Ora, esse dogmatismo também significou que o marxismo era não evolutivo e que sujeitava tudo, incluindo a moral. Lenine expressou-o quando afirmou, no discurso proferido no III Congresso Russo da Liga dos Jovens Comunistas, que “a nossa moral está inteiramente subordinada aos interesses da luta de classes do proletariado”. Ou seja, não havia limites ou acções para a preservação e a prevalência dos interesses da luta de classes do proletariado. Em verdade, sabemos que ele se referia aos interesses do partido comunista russo.

O tempo passou e o mundo mudou. Mas as intenções permaneceram. Tendo a esquerda perdido o confronto económico e político, virou-se para a vertente cultural. Contudo, as intenções mantiveram-se. Daí que o escabroso e inqualificável populismo cultural que a esquerda alimentou durante anos, incentivando discriminações, divisões, discórdias, tenha mantido uma aura moral e se consubstanciado numa verdade inquestionável. O wokismo e a cultura do cancelamento exemplificam-no.

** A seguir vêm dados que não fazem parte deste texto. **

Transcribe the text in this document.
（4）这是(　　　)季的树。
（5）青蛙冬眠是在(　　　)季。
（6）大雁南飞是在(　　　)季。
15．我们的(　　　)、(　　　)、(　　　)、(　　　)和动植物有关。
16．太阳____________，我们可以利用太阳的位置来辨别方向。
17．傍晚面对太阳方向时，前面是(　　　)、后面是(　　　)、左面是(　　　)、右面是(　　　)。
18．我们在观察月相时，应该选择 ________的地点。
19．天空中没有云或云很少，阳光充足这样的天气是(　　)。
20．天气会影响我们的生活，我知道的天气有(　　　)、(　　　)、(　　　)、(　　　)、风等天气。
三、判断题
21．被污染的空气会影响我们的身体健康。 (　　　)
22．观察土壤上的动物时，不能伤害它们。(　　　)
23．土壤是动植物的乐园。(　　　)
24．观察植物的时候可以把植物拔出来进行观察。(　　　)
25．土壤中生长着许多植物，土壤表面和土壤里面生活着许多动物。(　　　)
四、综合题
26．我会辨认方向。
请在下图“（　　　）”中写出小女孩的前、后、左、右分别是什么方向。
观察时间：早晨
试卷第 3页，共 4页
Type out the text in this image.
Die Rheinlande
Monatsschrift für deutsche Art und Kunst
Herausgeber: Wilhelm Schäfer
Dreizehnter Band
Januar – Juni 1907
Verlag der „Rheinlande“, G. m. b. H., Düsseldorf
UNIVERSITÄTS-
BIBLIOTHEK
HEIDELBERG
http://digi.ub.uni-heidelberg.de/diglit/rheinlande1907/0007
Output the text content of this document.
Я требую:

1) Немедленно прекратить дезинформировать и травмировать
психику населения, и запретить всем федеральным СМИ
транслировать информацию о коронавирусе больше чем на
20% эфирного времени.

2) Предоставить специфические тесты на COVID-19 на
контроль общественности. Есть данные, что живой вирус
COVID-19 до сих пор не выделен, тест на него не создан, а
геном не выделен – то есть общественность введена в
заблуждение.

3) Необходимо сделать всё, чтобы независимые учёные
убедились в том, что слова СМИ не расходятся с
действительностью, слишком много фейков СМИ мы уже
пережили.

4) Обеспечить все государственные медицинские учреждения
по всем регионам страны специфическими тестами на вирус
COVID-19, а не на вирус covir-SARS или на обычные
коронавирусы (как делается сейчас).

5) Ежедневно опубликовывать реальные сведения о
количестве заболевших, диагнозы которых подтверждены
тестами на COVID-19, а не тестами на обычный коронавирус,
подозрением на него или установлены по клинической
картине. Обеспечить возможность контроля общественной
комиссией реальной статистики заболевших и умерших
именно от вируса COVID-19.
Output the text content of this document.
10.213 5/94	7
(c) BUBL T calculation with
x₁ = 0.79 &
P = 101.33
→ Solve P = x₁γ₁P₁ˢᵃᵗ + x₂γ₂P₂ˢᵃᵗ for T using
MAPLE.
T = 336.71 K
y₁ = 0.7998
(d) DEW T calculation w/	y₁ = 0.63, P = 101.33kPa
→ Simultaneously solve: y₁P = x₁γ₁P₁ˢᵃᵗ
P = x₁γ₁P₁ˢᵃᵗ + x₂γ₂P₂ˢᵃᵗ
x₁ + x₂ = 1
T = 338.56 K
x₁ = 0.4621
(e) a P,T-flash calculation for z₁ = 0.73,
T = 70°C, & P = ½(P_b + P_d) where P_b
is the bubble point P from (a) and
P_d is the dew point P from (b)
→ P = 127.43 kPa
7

3 Tal como a extrema-esquerda, agora é a extrema-direita que se considera dona da moral e da verdade, defendendo posições inacreditáveis. Tudo o que diz, mesmo que seja discurso de extremismo ou de radicalismo, e até mesmo de ódio, é aceitável e aplaudido. Assim, passámos do exclusivo dos santos e da santidade à esquerda vs pecadores e da profanidade à direita para o seu inverso. Este é o tipo de postura binária que destrói a democracia.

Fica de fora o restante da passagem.